Clearly, in this work the paint is applied with greater care than in the rough and dappled surfaces typical of this anonymous artist, very similar to those of Albotto. On the other hand, it resembles other paintings of the eponymous group in its calligraphic description of the physical aspect of the buildings, conveying in detail their decadence and even reproducing the deterioration of the plastered façades. The palette used by the artist is halfway between the models of Marieschi and Albotto, with a respectful use (if not anticipation) of the acid and cold tones of the latter, of the characteristic blue sky with creamy and white clouds or, as in this picture, with heavier clouds, of the greenish surfaces of the lagoon or of the Grand Canal, crossed by parallel white lines which suggest both light and movement of the water, or by deeper greyish lines which represent the reflection of the mooring poles or of the buildings themselves (see the Loggia which opens on the left bank of the canal).

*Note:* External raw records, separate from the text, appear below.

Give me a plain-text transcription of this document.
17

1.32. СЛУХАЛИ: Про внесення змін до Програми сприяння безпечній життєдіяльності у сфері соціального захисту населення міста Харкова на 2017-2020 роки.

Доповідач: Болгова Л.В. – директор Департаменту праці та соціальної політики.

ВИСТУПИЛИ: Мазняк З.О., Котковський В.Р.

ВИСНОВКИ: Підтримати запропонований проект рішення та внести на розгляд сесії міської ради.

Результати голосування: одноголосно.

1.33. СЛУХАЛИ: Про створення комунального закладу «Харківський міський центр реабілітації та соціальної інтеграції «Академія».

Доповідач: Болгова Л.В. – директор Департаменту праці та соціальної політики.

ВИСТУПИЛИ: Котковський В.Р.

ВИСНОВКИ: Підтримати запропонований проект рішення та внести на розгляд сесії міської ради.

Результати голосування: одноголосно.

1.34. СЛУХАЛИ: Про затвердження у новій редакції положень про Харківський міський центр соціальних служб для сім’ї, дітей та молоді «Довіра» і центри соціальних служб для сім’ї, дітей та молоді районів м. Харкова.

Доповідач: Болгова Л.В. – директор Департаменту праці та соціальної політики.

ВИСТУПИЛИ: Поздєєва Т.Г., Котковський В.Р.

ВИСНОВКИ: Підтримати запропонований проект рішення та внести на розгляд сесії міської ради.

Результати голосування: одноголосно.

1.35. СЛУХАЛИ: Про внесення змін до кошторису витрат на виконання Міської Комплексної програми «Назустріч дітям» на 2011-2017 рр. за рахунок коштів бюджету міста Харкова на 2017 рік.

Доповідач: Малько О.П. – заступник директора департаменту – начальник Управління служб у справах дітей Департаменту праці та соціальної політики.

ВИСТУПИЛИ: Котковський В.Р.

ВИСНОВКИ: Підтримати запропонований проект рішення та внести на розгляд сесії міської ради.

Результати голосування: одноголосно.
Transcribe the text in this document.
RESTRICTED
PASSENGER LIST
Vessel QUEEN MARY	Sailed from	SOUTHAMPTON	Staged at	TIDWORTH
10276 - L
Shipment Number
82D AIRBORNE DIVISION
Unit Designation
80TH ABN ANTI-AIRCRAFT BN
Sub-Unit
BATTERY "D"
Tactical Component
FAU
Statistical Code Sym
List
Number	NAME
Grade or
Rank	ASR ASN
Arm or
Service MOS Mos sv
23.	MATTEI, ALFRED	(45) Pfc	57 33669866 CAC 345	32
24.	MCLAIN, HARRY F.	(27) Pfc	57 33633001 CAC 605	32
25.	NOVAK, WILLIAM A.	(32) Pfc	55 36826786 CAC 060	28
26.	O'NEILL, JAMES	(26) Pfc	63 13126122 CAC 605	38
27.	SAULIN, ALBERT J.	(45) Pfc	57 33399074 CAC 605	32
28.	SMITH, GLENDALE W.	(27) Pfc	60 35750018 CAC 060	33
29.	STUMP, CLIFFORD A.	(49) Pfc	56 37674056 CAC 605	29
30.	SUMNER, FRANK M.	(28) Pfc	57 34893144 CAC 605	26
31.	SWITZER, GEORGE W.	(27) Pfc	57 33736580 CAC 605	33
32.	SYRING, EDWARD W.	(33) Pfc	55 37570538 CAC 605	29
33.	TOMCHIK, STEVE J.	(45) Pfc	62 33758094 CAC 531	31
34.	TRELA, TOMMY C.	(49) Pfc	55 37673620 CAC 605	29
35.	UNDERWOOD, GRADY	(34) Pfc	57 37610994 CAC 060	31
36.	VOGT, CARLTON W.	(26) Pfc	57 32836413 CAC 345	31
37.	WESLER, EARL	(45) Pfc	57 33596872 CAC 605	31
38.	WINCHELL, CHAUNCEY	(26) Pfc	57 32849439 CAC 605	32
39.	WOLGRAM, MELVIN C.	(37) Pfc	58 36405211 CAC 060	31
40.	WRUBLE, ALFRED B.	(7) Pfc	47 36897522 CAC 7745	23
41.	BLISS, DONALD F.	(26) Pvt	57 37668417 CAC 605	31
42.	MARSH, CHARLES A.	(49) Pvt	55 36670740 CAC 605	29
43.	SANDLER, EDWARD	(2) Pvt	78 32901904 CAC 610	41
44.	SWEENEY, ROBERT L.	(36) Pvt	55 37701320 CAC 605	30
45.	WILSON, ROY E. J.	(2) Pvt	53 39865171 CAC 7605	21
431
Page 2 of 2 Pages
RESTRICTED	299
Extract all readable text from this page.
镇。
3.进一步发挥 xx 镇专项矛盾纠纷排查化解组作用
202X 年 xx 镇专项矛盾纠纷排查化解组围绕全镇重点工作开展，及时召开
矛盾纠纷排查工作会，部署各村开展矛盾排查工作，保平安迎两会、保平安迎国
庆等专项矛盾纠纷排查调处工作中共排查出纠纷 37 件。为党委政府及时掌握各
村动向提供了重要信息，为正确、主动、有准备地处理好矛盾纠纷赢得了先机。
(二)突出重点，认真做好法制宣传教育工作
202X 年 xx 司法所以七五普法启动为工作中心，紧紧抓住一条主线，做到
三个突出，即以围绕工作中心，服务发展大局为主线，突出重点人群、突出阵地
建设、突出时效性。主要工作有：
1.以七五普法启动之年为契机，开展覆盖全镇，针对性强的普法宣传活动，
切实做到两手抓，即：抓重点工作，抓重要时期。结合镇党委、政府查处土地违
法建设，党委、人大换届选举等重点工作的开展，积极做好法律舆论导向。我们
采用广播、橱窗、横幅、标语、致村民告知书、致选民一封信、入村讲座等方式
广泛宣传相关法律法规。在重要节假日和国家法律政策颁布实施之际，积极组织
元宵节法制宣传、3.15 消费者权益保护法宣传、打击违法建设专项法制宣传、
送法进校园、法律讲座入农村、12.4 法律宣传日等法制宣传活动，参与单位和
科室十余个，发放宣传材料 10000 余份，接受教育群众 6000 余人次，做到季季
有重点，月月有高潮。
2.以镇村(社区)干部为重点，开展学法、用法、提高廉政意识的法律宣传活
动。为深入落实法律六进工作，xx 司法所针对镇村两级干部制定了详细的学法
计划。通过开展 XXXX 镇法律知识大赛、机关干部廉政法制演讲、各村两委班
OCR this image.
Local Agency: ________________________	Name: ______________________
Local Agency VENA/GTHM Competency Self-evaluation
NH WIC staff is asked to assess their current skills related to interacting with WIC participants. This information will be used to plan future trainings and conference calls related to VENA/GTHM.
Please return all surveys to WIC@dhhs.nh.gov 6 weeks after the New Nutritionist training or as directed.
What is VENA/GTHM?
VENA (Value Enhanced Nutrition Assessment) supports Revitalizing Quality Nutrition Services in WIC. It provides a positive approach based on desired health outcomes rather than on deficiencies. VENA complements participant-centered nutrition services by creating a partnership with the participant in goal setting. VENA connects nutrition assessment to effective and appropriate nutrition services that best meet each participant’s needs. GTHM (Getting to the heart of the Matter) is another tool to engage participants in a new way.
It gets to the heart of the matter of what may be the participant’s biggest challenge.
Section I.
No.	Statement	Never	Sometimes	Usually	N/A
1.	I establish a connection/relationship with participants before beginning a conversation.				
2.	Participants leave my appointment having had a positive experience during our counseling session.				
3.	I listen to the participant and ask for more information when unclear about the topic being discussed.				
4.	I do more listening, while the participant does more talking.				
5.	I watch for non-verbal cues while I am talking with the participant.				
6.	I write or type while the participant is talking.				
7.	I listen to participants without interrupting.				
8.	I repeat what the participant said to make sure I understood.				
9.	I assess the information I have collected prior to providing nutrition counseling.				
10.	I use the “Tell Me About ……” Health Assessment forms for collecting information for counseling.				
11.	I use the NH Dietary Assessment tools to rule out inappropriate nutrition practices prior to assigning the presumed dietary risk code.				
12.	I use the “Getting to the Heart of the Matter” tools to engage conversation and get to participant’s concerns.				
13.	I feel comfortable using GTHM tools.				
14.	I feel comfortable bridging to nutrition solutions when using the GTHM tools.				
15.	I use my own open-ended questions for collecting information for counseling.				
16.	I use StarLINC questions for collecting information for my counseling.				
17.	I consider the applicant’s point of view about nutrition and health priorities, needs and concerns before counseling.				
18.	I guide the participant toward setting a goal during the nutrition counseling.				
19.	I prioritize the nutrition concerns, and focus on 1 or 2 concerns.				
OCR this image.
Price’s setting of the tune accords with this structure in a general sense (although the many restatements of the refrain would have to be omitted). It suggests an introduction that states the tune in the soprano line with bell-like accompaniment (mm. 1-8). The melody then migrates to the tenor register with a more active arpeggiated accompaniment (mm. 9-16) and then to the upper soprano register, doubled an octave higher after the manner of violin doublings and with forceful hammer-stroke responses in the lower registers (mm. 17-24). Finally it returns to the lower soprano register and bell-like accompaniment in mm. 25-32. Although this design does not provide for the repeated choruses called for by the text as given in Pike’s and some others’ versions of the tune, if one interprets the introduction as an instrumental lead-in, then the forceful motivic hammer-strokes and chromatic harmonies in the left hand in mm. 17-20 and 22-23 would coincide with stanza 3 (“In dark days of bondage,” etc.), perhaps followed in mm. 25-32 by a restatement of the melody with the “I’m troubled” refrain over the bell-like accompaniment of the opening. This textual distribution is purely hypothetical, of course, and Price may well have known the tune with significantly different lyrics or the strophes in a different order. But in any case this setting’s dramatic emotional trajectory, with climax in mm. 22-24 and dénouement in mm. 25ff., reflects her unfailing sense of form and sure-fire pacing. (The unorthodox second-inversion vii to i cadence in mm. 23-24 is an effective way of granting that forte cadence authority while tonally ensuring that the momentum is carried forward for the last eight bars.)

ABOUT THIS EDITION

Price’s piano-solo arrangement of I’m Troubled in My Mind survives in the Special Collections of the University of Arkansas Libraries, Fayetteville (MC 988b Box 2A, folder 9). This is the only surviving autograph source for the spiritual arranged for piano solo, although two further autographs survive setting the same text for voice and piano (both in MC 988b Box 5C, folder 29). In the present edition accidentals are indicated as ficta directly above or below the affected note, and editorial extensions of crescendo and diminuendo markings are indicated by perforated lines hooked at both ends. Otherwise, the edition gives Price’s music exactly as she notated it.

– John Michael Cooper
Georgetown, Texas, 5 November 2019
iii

Only through external references has it been possible to date the Langmatt series as painted at the beginning of the 1740s, that is, in the years just before and after Marieschi's death, when, Canaletto no longer alive and Guardi not yet active in this field, not even Albotto paid particular attention to vedutismo. Succi has suggested, with great reservation and with the aim of identifying the anonymous painter, the name of Apollonio Domenichini, registered in the Fraglia (Guild) of Venetian painters in 1757. For twenty years, a large number of his vedute were sent through the merchant Giuseppe Maria Sasso, his middleman, to the English collector John Strange, who had been resident in the Serenissima in 1774. Unfortunately, no work bearing the signature of this artist remains. But there is no doubt that the large series of the Langmatt vedute presupposes the direct commission of a collector wishing to own paintings offering many different views of the Venetian architecture. The close relationship between patron and artist may explain why the painter did not sign the works. However, it is also possible that a modest artist, with no special fame, as was the Master of the Langmatt vedute, may have thought it convenient, from a commercial point of view, to maintain anonymity in works which a non expert public could have considered as painted by more famous and better paid artists. We should also add that this work, undoubtedly one of the best by the Langmatt Master, is characterised by a more lively colour than usual, by a warmth of the chiaroscuro on the buildings, and by the detail of the countless figures which appear on the boats crossing the Grand Canal, walking along the Fondamenta (quay) in front of the Fabbriche Vecchie or seen below the arches of the Fondaco dei Tedeschi.